Non mi aspetto per ora grandi scossoni, anche perchè c'è un calo generale di interesse e di attenzione verso il mercato e lo si vede dal fatto che non abbiamo notizie di particolare rilievo.

Unicredit oggi è stato l'unico bancario in rosso, mentre ha guadagnato terreno Intesa Sanpaolo. Qual è la sua view su questi due titoli?

Unicredit graficamente ha perso molto appeal e sembrerebbe destinato a scendere verso il supporti dei 7,5 euro, ma bisogna dire che l'oscillazione attuale è tra 8 e 8,6 euro.

Fino a quando il titolo rimarrà all'interno di questo range non correrà particolari rischi e non darà vita a movimenti di rilievo.

In caso di rottura al ribasso del range Unicredit scenderà verso i 7,5 euro, mentre oltre gli 8,6 euro allungherà il passo verso la resistenza dei 9 euro.

Simile la situazione di Intesa Sanpaolo che ha un forte supporto in area 1,5 euro, con un sostegno intermedio a 1,55 euro.

Attualmente il titolo in un range tra 1,66 e 1,74 euro e il target al rialzo è a 1,83 euro.

Fca oggi ha mostrato più forza del Ftse Mib. Il titolo ha appeal sui valori attuali?

Fca sui fondamentali non sembra avere molto appeal, mentre dal punto di vista tecnico segnalo una trendline ascendente interessante.

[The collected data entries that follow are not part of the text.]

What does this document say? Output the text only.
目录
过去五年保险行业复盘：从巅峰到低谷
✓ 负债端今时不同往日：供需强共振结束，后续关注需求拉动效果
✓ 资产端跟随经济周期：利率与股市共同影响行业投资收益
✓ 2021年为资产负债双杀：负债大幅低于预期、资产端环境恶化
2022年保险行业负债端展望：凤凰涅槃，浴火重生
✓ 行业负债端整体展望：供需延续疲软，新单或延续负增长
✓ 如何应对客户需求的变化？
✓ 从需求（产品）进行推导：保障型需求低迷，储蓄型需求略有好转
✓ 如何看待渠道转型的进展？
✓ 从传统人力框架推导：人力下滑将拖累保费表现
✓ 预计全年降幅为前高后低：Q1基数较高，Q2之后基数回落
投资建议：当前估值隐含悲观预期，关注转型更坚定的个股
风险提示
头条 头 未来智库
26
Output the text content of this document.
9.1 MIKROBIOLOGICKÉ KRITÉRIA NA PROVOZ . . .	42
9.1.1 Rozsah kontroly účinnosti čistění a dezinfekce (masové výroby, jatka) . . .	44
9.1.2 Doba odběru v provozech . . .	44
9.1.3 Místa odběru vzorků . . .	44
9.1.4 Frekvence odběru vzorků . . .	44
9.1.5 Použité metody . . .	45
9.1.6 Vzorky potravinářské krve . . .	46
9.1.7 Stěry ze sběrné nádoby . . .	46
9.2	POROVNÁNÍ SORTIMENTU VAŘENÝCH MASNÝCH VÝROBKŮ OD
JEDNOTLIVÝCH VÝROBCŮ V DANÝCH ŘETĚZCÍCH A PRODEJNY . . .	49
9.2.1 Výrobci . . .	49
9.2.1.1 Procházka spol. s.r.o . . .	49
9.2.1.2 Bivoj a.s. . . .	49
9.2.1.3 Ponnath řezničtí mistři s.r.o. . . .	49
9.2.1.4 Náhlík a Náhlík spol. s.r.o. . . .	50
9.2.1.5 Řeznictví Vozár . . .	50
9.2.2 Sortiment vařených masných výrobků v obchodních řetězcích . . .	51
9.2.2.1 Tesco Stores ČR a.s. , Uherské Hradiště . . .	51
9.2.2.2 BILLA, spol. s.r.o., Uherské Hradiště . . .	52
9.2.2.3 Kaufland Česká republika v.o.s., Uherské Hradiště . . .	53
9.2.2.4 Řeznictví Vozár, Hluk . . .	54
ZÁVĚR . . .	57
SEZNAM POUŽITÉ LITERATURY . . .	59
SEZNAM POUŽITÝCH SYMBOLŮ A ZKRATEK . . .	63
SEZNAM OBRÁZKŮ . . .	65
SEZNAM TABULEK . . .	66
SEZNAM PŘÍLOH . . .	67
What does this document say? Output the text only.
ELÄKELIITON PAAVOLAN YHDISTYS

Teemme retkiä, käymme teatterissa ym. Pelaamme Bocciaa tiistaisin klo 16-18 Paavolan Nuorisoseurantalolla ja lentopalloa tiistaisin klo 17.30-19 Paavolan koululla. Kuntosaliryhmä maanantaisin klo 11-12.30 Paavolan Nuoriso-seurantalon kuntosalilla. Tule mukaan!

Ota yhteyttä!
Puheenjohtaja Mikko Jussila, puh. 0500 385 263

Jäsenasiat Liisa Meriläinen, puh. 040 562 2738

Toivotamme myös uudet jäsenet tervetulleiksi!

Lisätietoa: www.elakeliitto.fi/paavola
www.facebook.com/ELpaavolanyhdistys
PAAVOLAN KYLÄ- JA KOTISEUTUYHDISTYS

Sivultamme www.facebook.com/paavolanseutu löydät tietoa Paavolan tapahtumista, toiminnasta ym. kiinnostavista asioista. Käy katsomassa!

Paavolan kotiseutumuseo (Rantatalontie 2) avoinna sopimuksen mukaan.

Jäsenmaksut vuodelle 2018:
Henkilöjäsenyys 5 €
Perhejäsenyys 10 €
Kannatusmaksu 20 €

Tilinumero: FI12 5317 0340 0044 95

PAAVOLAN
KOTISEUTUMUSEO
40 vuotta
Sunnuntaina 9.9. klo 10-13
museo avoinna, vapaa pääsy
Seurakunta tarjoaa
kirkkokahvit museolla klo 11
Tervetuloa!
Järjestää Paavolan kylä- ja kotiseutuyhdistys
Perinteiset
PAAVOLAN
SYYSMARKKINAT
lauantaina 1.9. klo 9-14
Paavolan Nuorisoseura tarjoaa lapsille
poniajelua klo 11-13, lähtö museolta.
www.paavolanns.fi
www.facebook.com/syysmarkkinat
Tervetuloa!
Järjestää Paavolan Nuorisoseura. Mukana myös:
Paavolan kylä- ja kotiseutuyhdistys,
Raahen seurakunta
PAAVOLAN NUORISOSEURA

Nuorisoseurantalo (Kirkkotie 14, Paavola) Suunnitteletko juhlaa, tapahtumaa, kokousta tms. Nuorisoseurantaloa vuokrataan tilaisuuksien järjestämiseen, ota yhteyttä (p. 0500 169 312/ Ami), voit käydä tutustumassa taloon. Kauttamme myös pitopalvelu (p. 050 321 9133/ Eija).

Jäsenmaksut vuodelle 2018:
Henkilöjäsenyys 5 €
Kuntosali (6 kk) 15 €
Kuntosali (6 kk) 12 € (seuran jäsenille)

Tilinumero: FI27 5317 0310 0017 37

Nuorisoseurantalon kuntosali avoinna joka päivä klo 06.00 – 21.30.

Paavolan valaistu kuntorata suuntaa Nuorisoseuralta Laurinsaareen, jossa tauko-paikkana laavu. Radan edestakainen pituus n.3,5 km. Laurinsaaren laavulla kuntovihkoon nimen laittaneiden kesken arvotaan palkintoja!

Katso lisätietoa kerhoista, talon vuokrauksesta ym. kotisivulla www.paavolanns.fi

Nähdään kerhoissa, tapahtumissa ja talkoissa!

Il titolo ha appeal in relazione a tutte quelle forme di aiuti e contributi che il gruppo può ricevere sotto svariati aspetti.

Il settore automotive è in forte calo ovunque e potrebbe ricevere aiuti di Stato: il mercato è su questo che sta scommettendo.

Fca basa su questo la ripresa attuale che trova due resistenze forti a 9 e a 9,5 euro, mentre il supporto lo si può definire in area 8,25/8,2 euro.

ENI e Saipem hanno strappato il segno più dopo le vendite della mattinata. Quali strategie ci può suggerire per entrambi?

Eni e Saipem riflettono perfettamente il concetto per cui il rialzo visto di recente per il petrolio è figlio di tutta una serie di azioni fatte sul lato dell'offerta e non della domanda.

Tanto è vero che i titoli coinvolti nella domanda, più sono a contatto con le filiere e peggio vanno, ed è il caso di Saipem.

ENI da marzo è costretto nel trading range tra 8 e 10 euro, dove 9 euro è il livello intermedio che svolte la funzione ora di supporto ora di resistenza.

Il titolo ha cercato di superare i 9 euro senza successo e sembra ora diretto verso gli 8 euro.

Saipem sul grafico presenta una L piatta e ha il supporto in area 2,1 euro verso cui sembra diretto in questo momento.

La resistenza chiave è a 2,6 euro, ma appare molto lontana, e ne segnalo una intermedia in area 2,37/2,38 euro.
Questa è la soglia che sarà più probabilmente testata se dovesse reagire Saipem.